In the current customization API, the answer is that annotations in the workload objects (a) enable parameter expansion and/or (b) refer to a Customizer object. This approach has the advantage that it is syntactically impossible to have overlaps or conflicts. A given workload object says how it is customized, end of story. The disadvantage of this approach is that applying customization to a workload object requires specific content in that object. This means that an object that is imported from a third-party source, such as a Helm chart, is potentially problematic. I say potentially because some import mechanisms allow modifications; in particular, you will find Helm charts that support adding annotations when those charts are instantiated.
Last year's proposal for summarization (https://docs.google.com/document/d/1yY-XgOtCnOPKpVdxdPVhH5ixRN6IWQQe0s3lip1ID0Y --- accessible to members of https://groups.google.com/g/kubestellar-dev) takes the same approach.

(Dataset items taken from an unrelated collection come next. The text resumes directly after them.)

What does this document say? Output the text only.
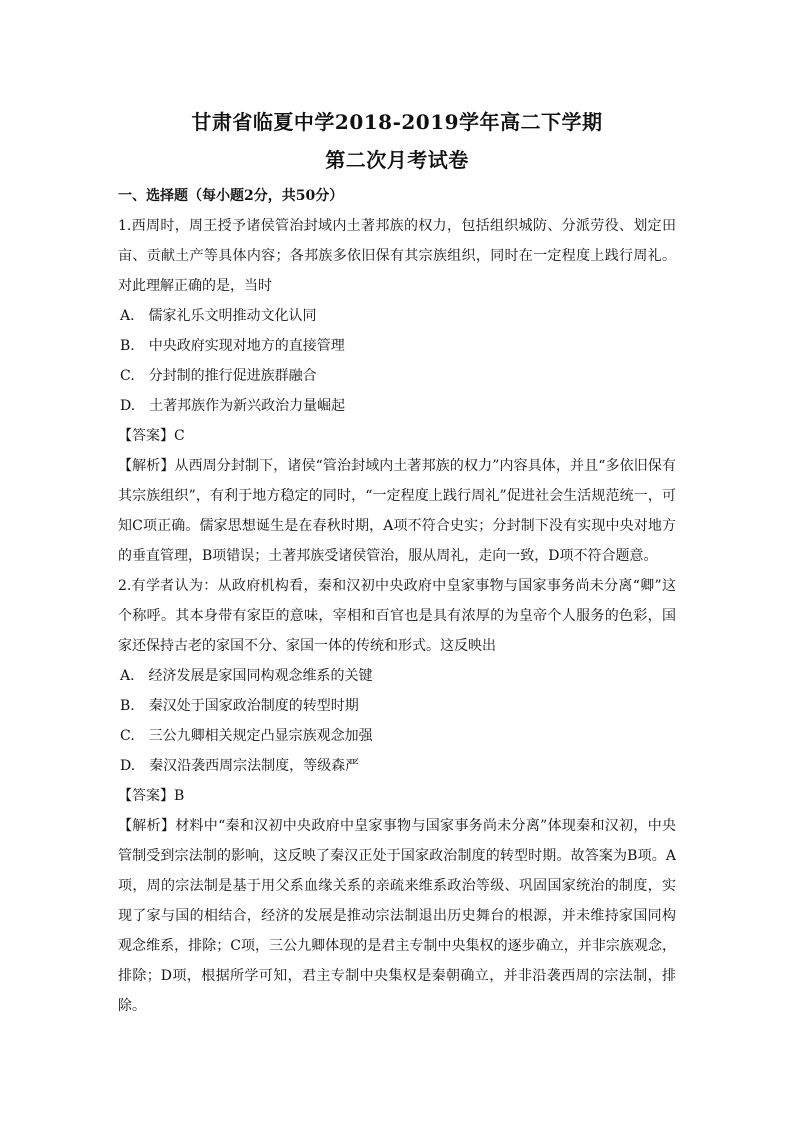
甘肃省临夏中学2018-2019学年高二下学期
第二次月考试卷
一、选择题（每小题2分，共50分）

1.西周时，周王授予诸侯管治封域内土著邦族的权力，包括组织城防、分派劳役、划定田亩、贡献土产等具体内容；各邦族多依旧保有其宗族组织，同时在一定程度上践行周礼。对此理解正确的是，当时

A.　儒家礼乐文明推动文化认同

B.　中央政府实现对地方的直接管理

C.　分封制的推行促进族群融合

D.　土著邦族作为新兴政治力量崛起

【答案】C

【解析】从西周分封制下，诸侯“管治封域内土著邦族的权力”内容具体，并且“多依旧保有其宗族组织”，有利于地方稳定的同时，“一定程度上践行周礼”促进社会生活规范统一，可知C项正确。儒家思想诞生是在春秋时期，A项不符合史实；分封制下没有实现中央对地方的垂直管理，B项错误；土著邦族受诸侯管治，服从周礼，走向一致，D项不符合题意。

2.有学者认为：从政府机构看，秦和汉初中央政府中皇家事物与国家事务尚未分离“卿”这个称呼。其本身带有家臣的意味，宰相和百官也是具有浓厚的为皇帝个人服务的色彩，国家还保持古老的家国不分、家国一体的传统和形式。这反映出

A.　经济发展是家国同构观念维系的关键

B.　秦汉处于国家政治制度的转型时期

C.　三公九卿相关规定凸显宗族观念加强

D.　秦汉沿袭西周宗法制度，等级森严

【答案】B

【解析】材料中“秦和汉初中央政府中皇家事物与国家事务尚未分离”体现秦和汉初，中央管制受到宗法制的影响，这反映了秦汉正处于国家政治制度的转型时期。故答案为B项。A项，周的宗法制是基于用父系血缘关系的亲疏来维系政治等级、巩固国家统治的制度，实现了家与国的相结合，经济的发展是推动宗法制退出历史舞台的根源，并未维持家国同构观念维系，排除；C项，三公九卿体现的是君主专制中央集权的逐步确立，并非宗族观念，排除；D项，根据所学可知，君主专制中央集权是秦朝确立，并非沿袭西周的宗法制，排除。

A possible alternate approach is external binding. The simplest version of this for customization would have a Customizer object include a predicate that selects which workload objects it applies to. A more articulated version of this would have two kinds of objects, one that prescribes customization and one that uses predicates (like in EdgePlacement) to bind customizations with workload objects. Both versions of this introduce the issue that more than one customization prescription can apply to a given workload object. This is not wrong, just complex. We would need to define a predictable, and usefully controllable, order in which the customizations get applied to a given object. This is the approach taken in karmada, for example.